Early Morning Kommentar
Asia midday crude futures: Ice Brent falls

Ice Brent futures retreated in early Asian trading, because shipping activity through the strait of Hormuz picked up.

The Ice front-month August Brent contract was at $76.29/bl at 04:00 GMT, lower by 79¢/bl from its settlement on 23 June when it ended 82¢/bl lower.

The Nymex front-month August crude contract was at $72.43/bl, down by 78¢/bl from its settlement on 23 June when it ended 65¢/bl lower.

Vessel transits through the strait of Hormuz have picked up as signs of progress in the peace negotiations helped lift shipping activity. The latest vessel-tracking data from Windward show 46 vessels passed through the strait on 22 June, the highest daily level since the US and Iran signed a memorandum of understanding last week to end the war.

The International Maritime Organisation (IMO) said on 23 June it intends to carry out a large-scale evacuation plan through the strait of Hormuz for ships still stranded in the Mideast Gulf.

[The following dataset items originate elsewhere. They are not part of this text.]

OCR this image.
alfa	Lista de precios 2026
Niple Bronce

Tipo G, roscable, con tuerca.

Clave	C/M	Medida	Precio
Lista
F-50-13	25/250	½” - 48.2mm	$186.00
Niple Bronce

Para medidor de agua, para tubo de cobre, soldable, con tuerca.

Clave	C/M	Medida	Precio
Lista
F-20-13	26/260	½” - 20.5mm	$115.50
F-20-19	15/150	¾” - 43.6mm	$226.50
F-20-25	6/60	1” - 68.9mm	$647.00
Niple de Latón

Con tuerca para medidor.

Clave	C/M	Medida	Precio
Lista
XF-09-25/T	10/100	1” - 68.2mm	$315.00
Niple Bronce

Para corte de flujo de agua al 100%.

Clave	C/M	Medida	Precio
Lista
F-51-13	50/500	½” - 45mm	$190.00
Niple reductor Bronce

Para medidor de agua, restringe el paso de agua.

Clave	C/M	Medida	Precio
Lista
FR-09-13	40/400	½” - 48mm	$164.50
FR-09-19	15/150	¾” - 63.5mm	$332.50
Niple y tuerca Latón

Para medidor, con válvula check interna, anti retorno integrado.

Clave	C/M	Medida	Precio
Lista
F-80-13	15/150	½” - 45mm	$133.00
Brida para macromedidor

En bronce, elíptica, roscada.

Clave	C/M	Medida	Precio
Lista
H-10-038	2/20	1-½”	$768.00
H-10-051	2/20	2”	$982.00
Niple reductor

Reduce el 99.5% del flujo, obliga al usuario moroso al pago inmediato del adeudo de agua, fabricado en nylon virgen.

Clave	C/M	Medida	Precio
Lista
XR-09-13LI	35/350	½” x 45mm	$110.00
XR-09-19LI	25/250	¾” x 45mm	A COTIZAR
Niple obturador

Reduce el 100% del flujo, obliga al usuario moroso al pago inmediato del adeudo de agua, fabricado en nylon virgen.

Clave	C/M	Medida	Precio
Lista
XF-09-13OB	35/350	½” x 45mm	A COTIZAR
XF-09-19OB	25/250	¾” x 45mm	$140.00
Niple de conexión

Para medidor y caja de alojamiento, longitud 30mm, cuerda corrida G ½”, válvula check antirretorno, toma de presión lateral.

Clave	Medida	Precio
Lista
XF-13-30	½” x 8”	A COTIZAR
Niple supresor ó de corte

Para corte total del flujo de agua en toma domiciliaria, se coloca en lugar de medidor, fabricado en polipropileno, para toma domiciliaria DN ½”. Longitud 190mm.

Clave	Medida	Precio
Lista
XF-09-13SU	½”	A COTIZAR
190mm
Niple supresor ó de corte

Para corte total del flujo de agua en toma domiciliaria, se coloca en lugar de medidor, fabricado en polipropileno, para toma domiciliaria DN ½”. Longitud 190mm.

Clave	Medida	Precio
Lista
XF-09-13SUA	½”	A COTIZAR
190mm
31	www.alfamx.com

The IMO said it has liaised with Omani authorities to provide all vessels with the option of using a temporary maritime corridor, defined by co-ordinates outlined in an official document issued by the Omani defence ministry. The route directs vessels along a southern passage through the strait, around the Omani coast.

The plan will be conducted in co-operation with the US, Iran, Oman, all other regional coastal states and the wider maritime industry, said IMO secretary general Arsenio Dominguez.

The US Commodity Futures Trading Commission (CFTC) is scrutinising whether plans to start around-the-clock trading of crude futures could heighten volatility during thinly traded off-hours or increase the risks of market manipulation.

The CFTC is seeking public input on these and dozens of other issues after US exchange platform CME Group announced plans to launch 24/7 trading of a smaller WTI crude futures contract on 30 August. The CFTC is also soliciting input on its potential approval of energy-focused "perpetual" contracts, which are designed to track prices of commodities but which never expire.

In China, crude imports fell to 7.78mn b/d in May, dropping by 1.58mn b/d from April to the lowest level since October 2017. Imports from most regions declined, because buying interest was dampened by higher prices that came from the supply shortages arising from the effective closure of the strait of Hormuz.